Jorge, who fled the communist-run island two years ago to the United States, won a gold medal in Toyko in 2020 for Cuba.
He is one of two Cubans on the International Olympic Committee (IOC) refugee team, which has included citizens from the nation for the first time since it first competed in Rio in 2016.
The COC in a statement published in local media demanded "the immediate expulsion of the aforementioned athlete from the Paris 2024 Olympic Games."
According to the statement, Jorge, 25, violated "the rules that govern the International Olympic Movement" by making "disrespectful and false political statements against his country, his people and the sports movement that allowed him to be Olympic champion in Tokyo-2020."
The COC also denounced the decision to include Cubans on the refugee team, even though the IOC recognizes "that none of these athletes ... are uprooted by war or persecuted."

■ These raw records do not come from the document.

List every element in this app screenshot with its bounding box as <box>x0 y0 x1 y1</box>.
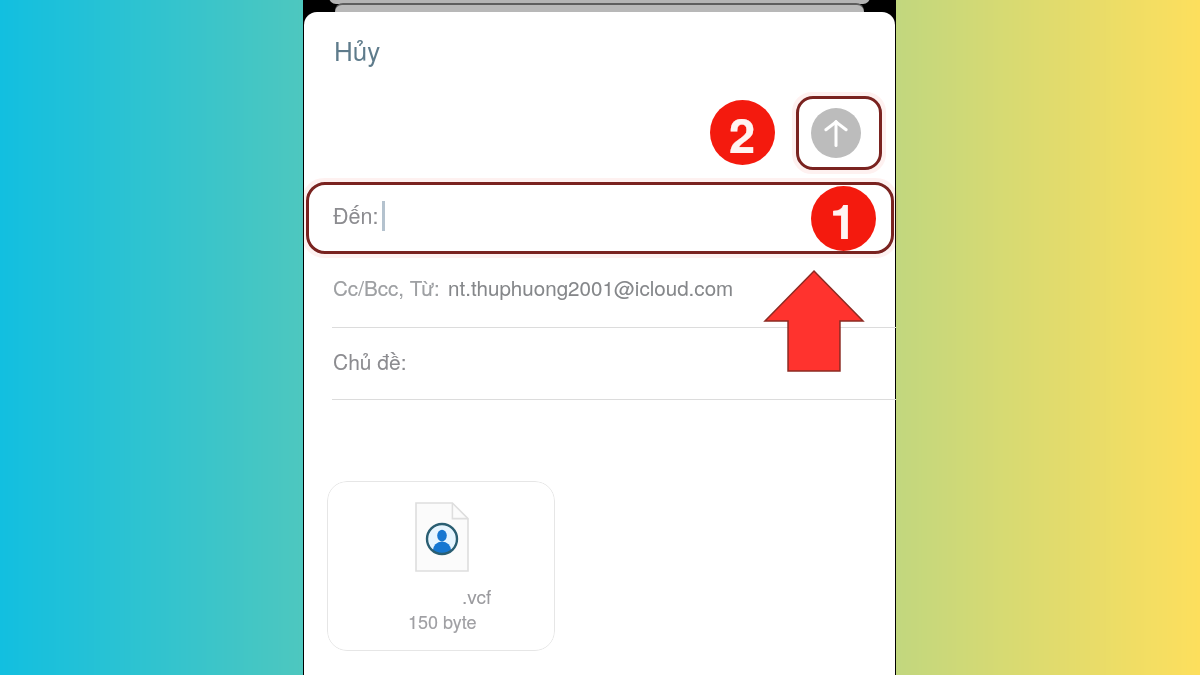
staticText: .vcf <box>462 582 492 609</box>
staticText: Chủ đề: <box>333 346 407 376</box>
button[interactable]: Step 2 <box>710 100 775 165</box>
staticText: Cc/Bcc, Từ: <box>333 272 440 301</box>
button[interactable]: .vcf <box>327 481 555 651</box>
staticText: nt.thuphuong2001@icloud.com <box>448 272 734 301</box>
staticText: 2 <box>729 100 756 165</box>
button[interactable]: Step 1 <box>811 186 876 251</box>
staticText: 150 byte <box>408 608 477 634</box>
button[interactable]: Hủy <box>330 26 385 73</box>
staticText: Hủy <box>334 31 381 68</box>
staticText: 1 <box>830 186 857 251</box>
button[interactable]: Send <box>796 96 882 170</box>
staticText: Đến: <box>333 199 379 230</box>
button[interactable] <box>306 182 894 254</box>
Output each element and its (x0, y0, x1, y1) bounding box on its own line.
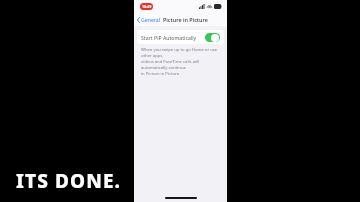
button[interactable]: Start PiP Automatically (137, 30, 224, 44)
staticText: Start PiP Automatically (141, 34, 197, 41)
button[interactable]: General (134, 14, 164, 25)
staticText: 18:49 (142, 4, 152, 9)
button[interactable]: Start PiP Automatically toggle, on (205, 33, 220, 42)
staticText: When you swipe up to go Home or use othe… (141, 47, 221, 77)
staticText: ITS DONE. (16, 168, 122, 194)
staticText: Picture in Picture (163, 16, 208, 23)
staticText: General (141, 16, 161, 23)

"This confirms Cuba's concerns about the true political motivation of the inclusion of athletes of Cuban origin" in the refugee team, said the statement.
The COC said the goal was "to attack the image of the Cuban sports movement."

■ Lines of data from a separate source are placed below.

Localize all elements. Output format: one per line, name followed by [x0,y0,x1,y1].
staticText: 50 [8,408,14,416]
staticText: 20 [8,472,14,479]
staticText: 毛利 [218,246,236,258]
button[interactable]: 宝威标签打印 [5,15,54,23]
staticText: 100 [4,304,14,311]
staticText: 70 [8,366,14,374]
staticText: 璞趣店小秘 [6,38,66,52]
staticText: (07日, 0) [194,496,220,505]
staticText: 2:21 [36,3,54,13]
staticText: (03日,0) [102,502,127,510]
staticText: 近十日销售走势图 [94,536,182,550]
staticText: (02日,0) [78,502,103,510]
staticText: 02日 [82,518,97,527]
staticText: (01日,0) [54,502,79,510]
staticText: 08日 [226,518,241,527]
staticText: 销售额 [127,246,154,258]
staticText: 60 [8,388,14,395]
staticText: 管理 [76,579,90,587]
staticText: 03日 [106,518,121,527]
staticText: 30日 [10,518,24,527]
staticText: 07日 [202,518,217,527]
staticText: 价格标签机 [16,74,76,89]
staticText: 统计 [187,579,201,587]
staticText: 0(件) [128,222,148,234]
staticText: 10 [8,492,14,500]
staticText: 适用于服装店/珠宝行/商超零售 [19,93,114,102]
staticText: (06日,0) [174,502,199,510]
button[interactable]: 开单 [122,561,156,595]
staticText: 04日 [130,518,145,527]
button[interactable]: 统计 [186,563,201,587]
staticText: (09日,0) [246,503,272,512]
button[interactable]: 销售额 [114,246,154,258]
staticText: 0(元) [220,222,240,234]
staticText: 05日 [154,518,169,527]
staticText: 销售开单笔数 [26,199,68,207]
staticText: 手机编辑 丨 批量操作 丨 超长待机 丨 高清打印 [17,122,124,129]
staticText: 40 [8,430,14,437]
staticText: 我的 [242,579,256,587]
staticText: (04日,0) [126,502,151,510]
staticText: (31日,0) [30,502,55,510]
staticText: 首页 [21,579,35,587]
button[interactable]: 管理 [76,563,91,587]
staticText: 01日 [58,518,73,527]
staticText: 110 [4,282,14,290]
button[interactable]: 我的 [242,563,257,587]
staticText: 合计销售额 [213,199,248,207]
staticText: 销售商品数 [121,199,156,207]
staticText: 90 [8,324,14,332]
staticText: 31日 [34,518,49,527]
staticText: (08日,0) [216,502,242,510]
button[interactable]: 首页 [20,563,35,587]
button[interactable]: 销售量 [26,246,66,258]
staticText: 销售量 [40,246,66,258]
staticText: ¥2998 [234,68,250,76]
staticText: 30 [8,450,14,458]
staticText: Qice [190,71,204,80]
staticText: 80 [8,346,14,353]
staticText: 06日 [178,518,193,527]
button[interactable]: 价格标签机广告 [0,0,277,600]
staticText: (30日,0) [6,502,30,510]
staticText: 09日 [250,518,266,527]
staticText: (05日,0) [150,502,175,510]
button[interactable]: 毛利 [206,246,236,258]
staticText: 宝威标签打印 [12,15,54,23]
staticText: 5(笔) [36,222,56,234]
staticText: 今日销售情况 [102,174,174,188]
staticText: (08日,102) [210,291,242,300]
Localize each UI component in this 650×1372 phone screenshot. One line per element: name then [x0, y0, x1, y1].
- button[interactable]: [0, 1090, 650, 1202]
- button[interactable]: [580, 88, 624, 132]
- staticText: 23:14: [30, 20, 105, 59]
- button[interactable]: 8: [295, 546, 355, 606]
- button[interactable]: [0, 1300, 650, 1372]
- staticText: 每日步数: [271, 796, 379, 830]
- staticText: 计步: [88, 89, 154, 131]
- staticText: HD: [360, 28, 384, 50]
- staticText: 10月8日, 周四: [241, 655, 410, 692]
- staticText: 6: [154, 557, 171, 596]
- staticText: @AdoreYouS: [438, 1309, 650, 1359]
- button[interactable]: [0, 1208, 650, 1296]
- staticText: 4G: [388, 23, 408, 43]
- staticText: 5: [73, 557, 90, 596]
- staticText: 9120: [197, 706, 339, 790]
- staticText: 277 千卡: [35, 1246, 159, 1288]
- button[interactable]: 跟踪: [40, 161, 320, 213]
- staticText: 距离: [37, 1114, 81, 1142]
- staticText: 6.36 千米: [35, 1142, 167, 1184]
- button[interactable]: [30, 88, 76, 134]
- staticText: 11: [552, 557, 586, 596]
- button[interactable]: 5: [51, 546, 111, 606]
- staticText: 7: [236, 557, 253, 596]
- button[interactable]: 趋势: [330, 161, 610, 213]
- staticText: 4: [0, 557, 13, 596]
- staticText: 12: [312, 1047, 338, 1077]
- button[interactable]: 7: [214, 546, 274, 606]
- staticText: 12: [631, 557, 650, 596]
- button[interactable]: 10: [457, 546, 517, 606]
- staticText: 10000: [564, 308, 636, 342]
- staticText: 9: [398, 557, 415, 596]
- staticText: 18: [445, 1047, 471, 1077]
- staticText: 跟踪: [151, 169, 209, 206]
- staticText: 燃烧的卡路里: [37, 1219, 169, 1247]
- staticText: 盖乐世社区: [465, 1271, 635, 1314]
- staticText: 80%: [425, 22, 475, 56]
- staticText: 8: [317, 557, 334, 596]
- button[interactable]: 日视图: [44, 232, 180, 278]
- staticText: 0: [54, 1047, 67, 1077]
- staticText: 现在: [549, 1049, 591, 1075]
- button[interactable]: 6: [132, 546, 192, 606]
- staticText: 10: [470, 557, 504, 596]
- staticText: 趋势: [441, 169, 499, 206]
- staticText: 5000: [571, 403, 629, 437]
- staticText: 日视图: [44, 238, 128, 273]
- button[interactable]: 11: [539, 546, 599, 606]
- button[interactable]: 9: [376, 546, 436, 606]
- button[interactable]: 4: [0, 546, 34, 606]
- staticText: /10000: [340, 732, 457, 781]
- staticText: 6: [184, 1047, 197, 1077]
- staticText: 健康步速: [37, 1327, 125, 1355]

The Olympic refugee team includes 36 athletes from 12 countries. The other Cuban citizen is weightlifter Ramiro Mora, who is based in Great Britain.
Cuba's bleak economic circumstances have pushed some five percent of the population to flee in recent years, many to the United States.
In a recent interview with AFP in Florida, where he is training, Jorge described how he "defected" during a training camp in Mexico City in March 2022.
He sneaked across the border with the United States with a colleague after a 15-day ordeal in which they tried hard to go unnoticed and avoid getting kidnapped for ransom.
When trying to cross the dangerous Rio Grande, he heard the screams of a woman in distress and leaped in to save her.
"I told her, 'come on, we're going to make it,'" he recalled.
Despite his heroic actions and Olympic gold, he was treated like anyone else who entered the country without papers.
However, his asylum request has since been granted and after a long wait, he was accepted on the Refugee Olympic Team.
"I was bursting with happiness," Jorge said. "I am going to represent that flag with so much pride."